Ça aurait été mal perçu. Ensuite, je pense qu’il y avait une demande d’Élisabeth Borne et ça a du sens politiquement. On sort la société civile du gouvernement et on rajoute des parlementaires qui ont réussi.
Consolider les troupes
Ce remaniement semble donc léger. « Il s’agit surtout de consolider ses troupes et d’envoyer un message positif aux députés de son bord ». Car pour rappel, il n’y a pas si longtemps que ça, on ne parlait pas de remaniement mais de dissolution de l’Assemblée nationale.
Constat partagé par Olivier Rouquan : « On se sépare d’éléments qui semblent fragiles et on consolide aussi bien Elisabeth Borne (avec la nomination d’Aurélien Rousseau, nouveau ministre de la Santé) qu’Emmanuel Macron (avec la nomination de Sabrina Agresti-Roubache, secrétaire d’État chargée de la Ville) ».
Récompenser les parlementaires
En nommant Aurore Bergé, par exemple, Emmanuel Macron récompense son implication pendant la réforme des retraites. « Elle assume son rôle à l’Assemblée, elle est montée au créneau et a fait preuve de courage. Ils ne sont pas 150 millions à faire ça », reconnaît la politiste.
Une récompense similaire pour Thomas Cazenave, Prisca Thevenot ou Sabrina Agresti-Roubache. « D’une situation d’ultra fragilité — beaucoup pensaient que la Macronie allait s’écrouler – on passe à une consolidation du mouvement », remarque Virginie Martin.
Par le passé, on lui a beaucoup reproché de ne pas créer une “Macronie”. « D’ailleurs, on se demande encore ce que c’est, en dehors d’une série d’opportunités », questionne la politiste.
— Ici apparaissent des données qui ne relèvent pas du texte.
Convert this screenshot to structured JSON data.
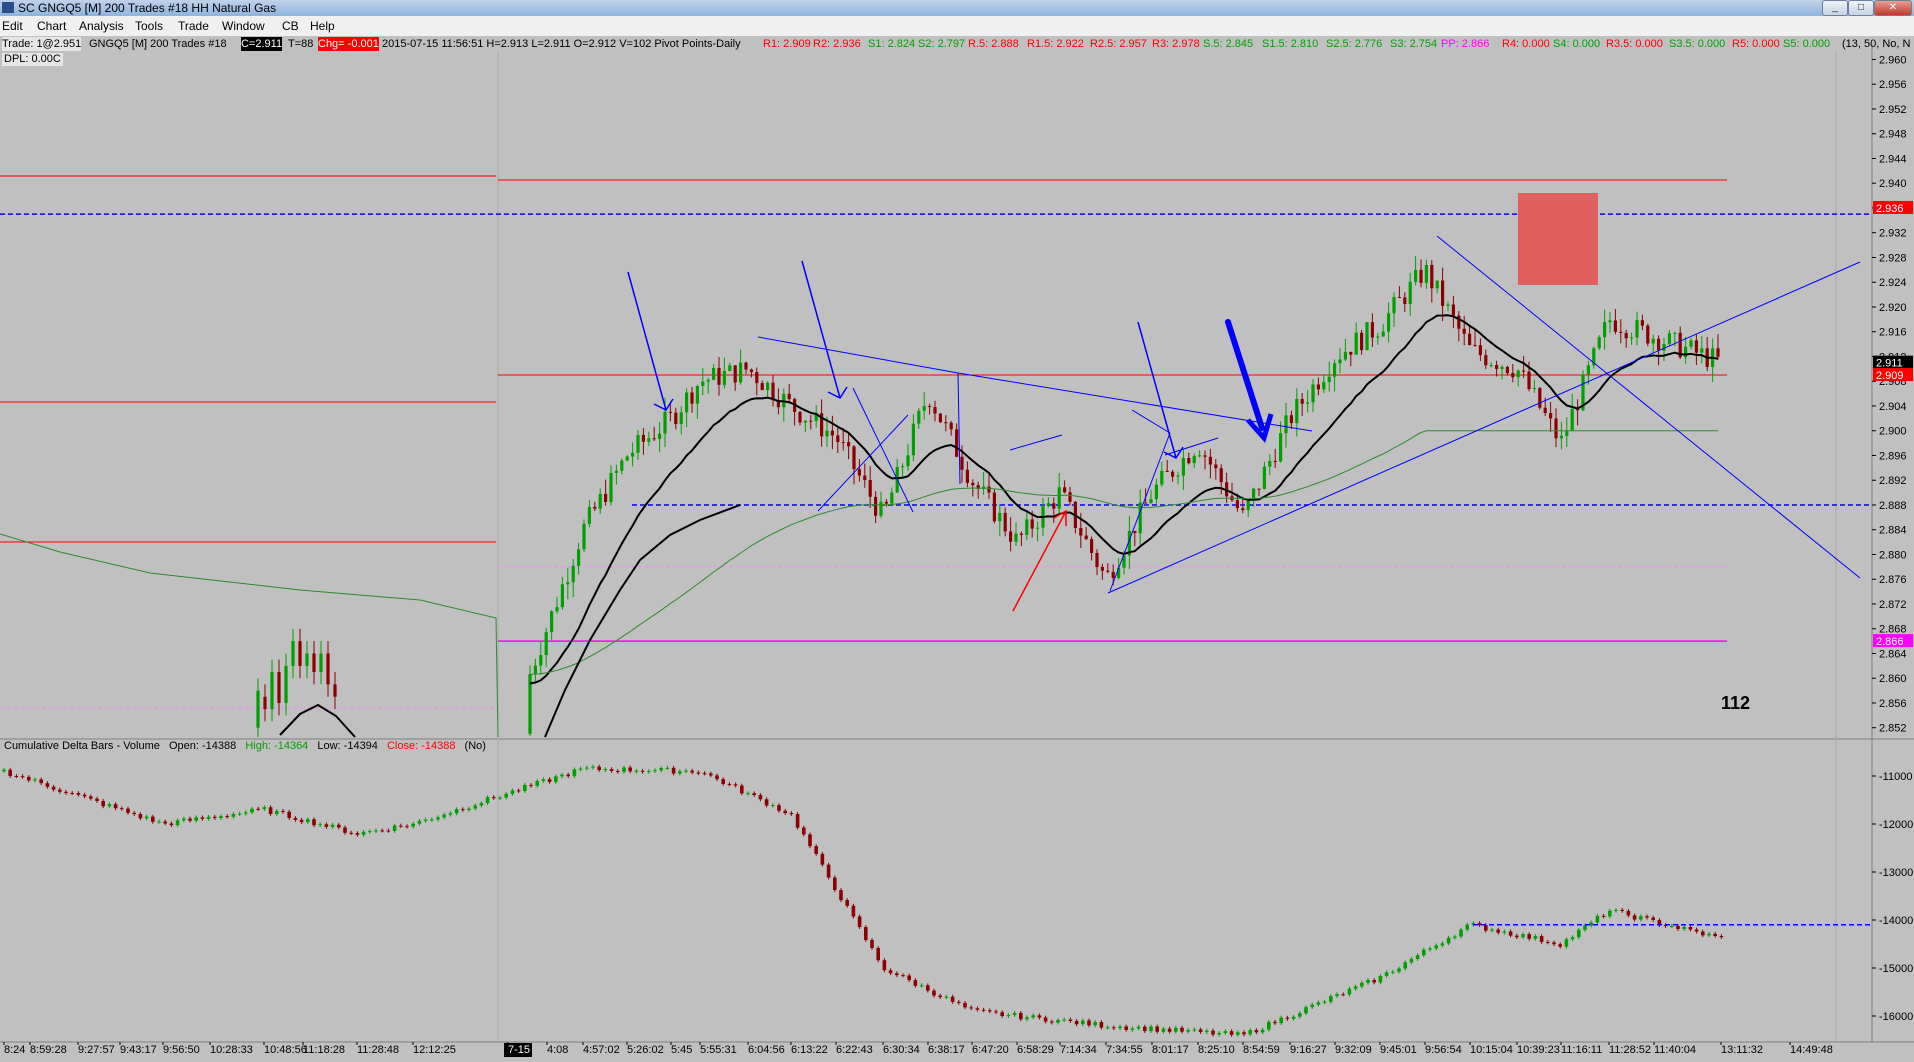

Avec ces nominations, il renforce son mouvement. Il prend des gens de son camp politique sans aller chercher en dehors.
Ce remaniement contente aussi les alliés proches du pouvoir. Côté MoDem, Philippe Vigier entre au gouvernement en charge des Outre-mer, Christophe Béchu (Horizons) reste ministre de la Transition écologique
« Le cœur du problème, c’est de faire voter les textes. Il faut au moins essayer de limiter les divisions internes », conclut Olivier Rouquan. Car le vrai souci d’Emmanuel Macron et d’Elisabeth Borne n’a pas changé : réformer sans majorité absolue à l’Assemblée.
Emmanuel Macron et Elisabeth Borne ont tranché, et le nouveau gouvernement a été ajusté. Sans trop de surprises. Voici les noms à retenir, et leurs ministères respectifs.
Les ministres
- Ministre de l’Éducation Nationale et de la Jeunesse : Gabriel Attal (il remplace Pap Ndiaye)
- Ministre des Solidarités : Aurore Bergé (elle remplace Jean-Christophe Combe)
- Ministre de la Santé et de la Prévention : Aurélien Rousseau (il remplace François Braun)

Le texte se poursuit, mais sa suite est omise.